— III —
—¿No crees que debe de haber otra mujer? —preguntó la señora Ames a la señora Marshall.
—No, no puedo creer que haya sido eso. Ernest Weldon no es de esos hombres. Tan formal… Todas las tardes, a las seis y media, volvía a casa, y era tan buena compañía, tan alegre y todo eso… Le entusiasmaba el hogar.
—A veces esos hombres entusiastas del hogar son precisamente los que dan esa sorpresa —observó la señora Ames.
—Sí, ya sé —dijo la señora Marshall—, pero ese no es el caso de Ernest Weldon.
—No creo que… —empezó a decir la señora Ames, y vaciló—. No creo que… —repitió, al tiempo que apretaba con la cucharilla el pedacito de limón en su taza de té— que Grace haya tenido alguna relación… o algo por el estilo.

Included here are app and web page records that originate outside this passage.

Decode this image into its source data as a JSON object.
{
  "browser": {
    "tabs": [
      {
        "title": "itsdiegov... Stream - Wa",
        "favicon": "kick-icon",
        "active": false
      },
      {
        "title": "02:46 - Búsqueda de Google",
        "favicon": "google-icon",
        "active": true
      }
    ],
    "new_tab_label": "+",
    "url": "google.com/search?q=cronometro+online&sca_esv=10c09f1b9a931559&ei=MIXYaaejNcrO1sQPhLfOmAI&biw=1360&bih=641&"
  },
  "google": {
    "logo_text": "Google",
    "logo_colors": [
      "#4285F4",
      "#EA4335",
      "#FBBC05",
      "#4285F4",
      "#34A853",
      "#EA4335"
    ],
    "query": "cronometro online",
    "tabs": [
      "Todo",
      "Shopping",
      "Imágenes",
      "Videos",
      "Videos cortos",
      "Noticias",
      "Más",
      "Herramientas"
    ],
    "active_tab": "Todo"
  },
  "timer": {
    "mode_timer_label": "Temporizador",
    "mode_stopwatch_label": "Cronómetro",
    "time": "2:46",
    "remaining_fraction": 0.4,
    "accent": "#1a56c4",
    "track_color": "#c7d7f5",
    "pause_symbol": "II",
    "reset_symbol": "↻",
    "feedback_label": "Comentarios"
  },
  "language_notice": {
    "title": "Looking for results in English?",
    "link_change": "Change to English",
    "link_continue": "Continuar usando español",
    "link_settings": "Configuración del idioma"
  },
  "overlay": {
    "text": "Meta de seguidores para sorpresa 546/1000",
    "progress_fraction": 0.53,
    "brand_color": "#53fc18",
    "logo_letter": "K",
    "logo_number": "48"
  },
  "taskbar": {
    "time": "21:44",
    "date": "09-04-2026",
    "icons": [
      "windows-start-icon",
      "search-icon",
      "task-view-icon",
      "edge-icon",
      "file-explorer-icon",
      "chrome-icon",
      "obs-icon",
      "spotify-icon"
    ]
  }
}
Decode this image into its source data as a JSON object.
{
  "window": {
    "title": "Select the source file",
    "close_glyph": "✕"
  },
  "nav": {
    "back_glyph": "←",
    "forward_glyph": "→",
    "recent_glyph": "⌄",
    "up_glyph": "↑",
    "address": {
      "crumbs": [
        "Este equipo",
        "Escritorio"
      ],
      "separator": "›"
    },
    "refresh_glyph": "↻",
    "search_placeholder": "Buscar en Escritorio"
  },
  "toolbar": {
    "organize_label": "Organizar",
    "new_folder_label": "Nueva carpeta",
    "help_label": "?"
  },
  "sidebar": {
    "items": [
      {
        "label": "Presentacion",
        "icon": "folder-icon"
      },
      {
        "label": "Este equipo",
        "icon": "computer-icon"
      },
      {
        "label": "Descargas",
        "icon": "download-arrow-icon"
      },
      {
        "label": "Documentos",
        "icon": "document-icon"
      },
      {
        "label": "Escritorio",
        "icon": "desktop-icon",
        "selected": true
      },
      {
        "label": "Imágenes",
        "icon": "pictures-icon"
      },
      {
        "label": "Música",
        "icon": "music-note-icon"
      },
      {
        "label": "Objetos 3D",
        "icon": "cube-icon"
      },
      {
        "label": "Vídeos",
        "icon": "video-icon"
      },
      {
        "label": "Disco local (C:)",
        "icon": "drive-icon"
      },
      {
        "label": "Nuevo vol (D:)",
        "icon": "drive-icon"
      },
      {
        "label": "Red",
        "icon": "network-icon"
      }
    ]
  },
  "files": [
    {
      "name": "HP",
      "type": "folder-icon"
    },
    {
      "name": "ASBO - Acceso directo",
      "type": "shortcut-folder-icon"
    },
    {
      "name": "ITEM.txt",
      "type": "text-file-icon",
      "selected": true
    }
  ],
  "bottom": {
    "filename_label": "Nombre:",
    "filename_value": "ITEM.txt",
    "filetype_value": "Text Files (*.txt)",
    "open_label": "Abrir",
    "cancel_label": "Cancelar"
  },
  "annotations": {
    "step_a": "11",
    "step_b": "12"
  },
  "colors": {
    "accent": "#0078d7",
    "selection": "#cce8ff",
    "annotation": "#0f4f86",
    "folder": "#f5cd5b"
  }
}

—¡Cielos, no! —exclamó la señora Marshall—. Grace Weldon dedicó su vida entera a ese hombre. Siempre Ernest por aquí, Ernest por allí. No puedo comprenderlo. Si hubiera un solo motivo… si se hubieran peleado, o si Ernest bebiera o tuviera algún otro vicio… Pero se llevaban a las mil maravillas. Parece como si se hubieran vuelto locos para hacer una cosa así. No puedes figurarte cómo me ha afectado. ¡Es atroz!
—Sí —dijo la señora Ames—, es una lástima, desde luego.